Beim vierzehnjährigen Andrea-Ich lösten die mystischen Finnen HIM und ihre düstere Musik Gänsehaut und ein kleines bisschen Herzchenaugen aus. Und auch heute noch hört sie sich gerne “Love Metal” an. Das Album zählte in seinem Erscheinungsjahr zwar nicht gerade zur Kindergarten-Musik von Emilia, aber mit knapp 16 Jahren Verspätung hat sie sich des Werkes angenommen. Ob es sie überzeugen konnte? Wir werden es sehen.
Andrea sagt dazu:
HIM – eine Band, an der sich die Geister scheiden. Den einen ist es zu weichgespült, als dass es als Metal anerkannt werden könnte. Für die anderen ist es zu dunkel, zu depressiv, zu laut. Die Meinungen über die mittlerweile aufgelöste Band gehen weit auseinander. Auf mich hatte „His Infernal Majesty“ schon immer eine faszinierende Wirkung – und ja, das mag nicht zuletzt am düsteren Charisma von Frontmann Ville Valo liegen. Den Höhepunkt erreichte meine Faszination 2003, als das vierte Album „Love Metal“ mein vierzehnjähriges Herz eroberte.
„Love Metal“ ist dabei nicht nur der Titel des Albums, sondern der Begriff wird auch gerne gleich als Genrebezeichnung für die Musik der Finnen genutzt. Metal mit einem ausgeprägten Hang zum Soften. Und dieses Konzept wird konsequenterweise das ganze Album über durchgezogen. Die Platte startet mit dem Kracher „Buried Alive By Love“. Kracher im wahrsten Sinne des Wortes, denn gleich in den ersten Takten scheppern einem die Gitarren und Drums nur so um die Ohren und werden schon bald von Ville Valos verzerrter Stimme komplettiert. Ein Opener, der direkt ordentlich vorlegt und wachrüttelt. Im zweiten Song folgen allerdings ganz andere Töne, womit auch direkt die beiden Extreme des Albums abgesteckt werden. Mit sachter Klavierbegleitung und zartem Stimmeinsatz beginnt „The Funeral of Hearts“, neben „Join Me“ wohl eine der im Mainstream bekanntesten Hymnen der Band.

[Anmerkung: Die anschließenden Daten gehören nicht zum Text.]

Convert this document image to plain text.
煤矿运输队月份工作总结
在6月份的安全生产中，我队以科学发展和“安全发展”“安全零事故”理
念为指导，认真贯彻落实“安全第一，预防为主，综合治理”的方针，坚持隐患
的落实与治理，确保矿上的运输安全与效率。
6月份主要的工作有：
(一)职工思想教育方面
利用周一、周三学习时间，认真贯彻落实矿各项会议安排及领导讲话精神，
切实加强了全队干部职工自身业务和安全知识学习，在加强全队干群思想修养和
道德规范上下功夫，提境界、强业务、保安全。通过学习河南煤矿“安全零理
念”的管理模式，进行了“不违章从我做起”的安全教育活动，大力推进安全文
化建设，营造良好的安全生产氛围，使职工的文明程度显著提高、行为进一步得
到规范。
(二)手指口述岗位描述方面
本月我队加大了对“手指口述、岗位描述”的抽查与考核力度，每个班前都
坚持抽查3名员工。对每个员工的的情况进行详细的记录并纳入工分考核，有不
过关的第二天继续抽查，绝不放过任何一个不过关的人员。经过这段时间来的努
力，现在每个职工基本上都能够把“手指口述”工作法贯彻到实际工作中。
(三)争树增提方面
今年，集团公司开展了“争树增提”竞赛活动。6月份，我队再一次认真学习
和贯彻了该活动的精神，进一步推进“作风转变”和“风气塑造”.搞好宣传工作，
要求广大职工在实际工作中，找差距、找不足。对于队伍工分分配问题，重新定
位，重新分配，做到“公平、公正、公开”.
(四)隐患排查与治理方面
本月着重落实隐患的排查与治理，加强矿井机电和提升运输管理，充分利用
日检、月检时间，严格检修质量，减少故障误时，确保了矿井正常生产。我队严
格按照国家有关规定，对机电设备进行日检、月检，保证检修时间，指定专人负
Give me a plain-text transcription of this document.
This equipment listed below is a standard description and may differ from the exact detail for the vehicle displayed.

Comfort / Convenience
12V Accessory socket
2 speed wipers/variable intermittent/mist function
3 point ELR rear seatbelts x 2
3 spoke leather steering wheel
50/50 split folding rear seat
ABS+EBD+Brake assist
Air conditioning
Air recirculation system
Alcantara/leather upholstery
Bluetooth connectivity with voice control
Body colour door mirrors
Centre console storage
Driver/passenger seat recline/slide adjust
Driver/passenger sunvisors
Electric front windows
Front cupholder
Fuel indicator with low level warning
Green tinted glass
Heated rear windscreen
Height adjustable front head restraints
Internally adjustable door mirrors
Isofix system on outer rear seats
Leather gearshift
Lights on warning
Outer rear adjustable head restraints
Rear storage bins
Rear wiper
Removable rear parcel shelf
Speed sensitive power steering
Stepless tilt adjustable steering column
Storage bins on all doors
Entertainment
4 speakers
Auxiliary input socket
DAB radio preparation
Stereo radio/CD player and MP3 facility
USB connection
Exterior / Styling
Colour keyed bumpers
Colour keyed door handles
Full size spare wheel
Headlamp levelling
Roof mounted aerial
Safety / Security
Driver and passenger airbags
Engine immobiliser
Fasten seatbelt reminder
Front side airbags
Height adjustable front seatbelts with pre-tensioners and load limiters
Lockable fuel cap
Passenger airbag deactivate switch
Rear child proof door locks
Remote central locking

Textlich geht es – wie auch in den meisten anderen HIM-Titeln – um unglückliche Liebe, Sehnsucht, zerbrochene Herzen. Zugegebenermaßen sind Ville Valos Texte nicht gerade originell und abwechslungsreich, sondern strotzen nur so vor bittersüßer Melancholie. Love Metal halt. Die Songs schaffen zum Glück immer wieder den passenden Gegenpol und pendeln zwischen melodischen Strophen und druckvollen Up-Tempo-Refrains, wie es in „Soul On Fire“ nahezu perfektioniert wurde. „The Sacrament“ bedient mit fast schon poppiger Melodie nochmal die Mainstream-Geschmäcker, ohne jedoch zu nervig oder schnulzig zu werden. Fast alle Songs des Albums liegen mit einer Spielzeit von 5 bis 6 Minuten schon weit über der durchschnittlichen Radiohit-Länge. Getoppt wird das allerdings nochmal vom letzten Titel „The Path“, der mit knapp 8 Minuten die Platte zum großen Finale bringt. Was anfangs noch nach recht belangloser Ballade klingt, gipfelt zum Ende hin in ein gut 1,5-minütiges, episches Gitarrensolo, das den Hörer zufrieden zurücklässt.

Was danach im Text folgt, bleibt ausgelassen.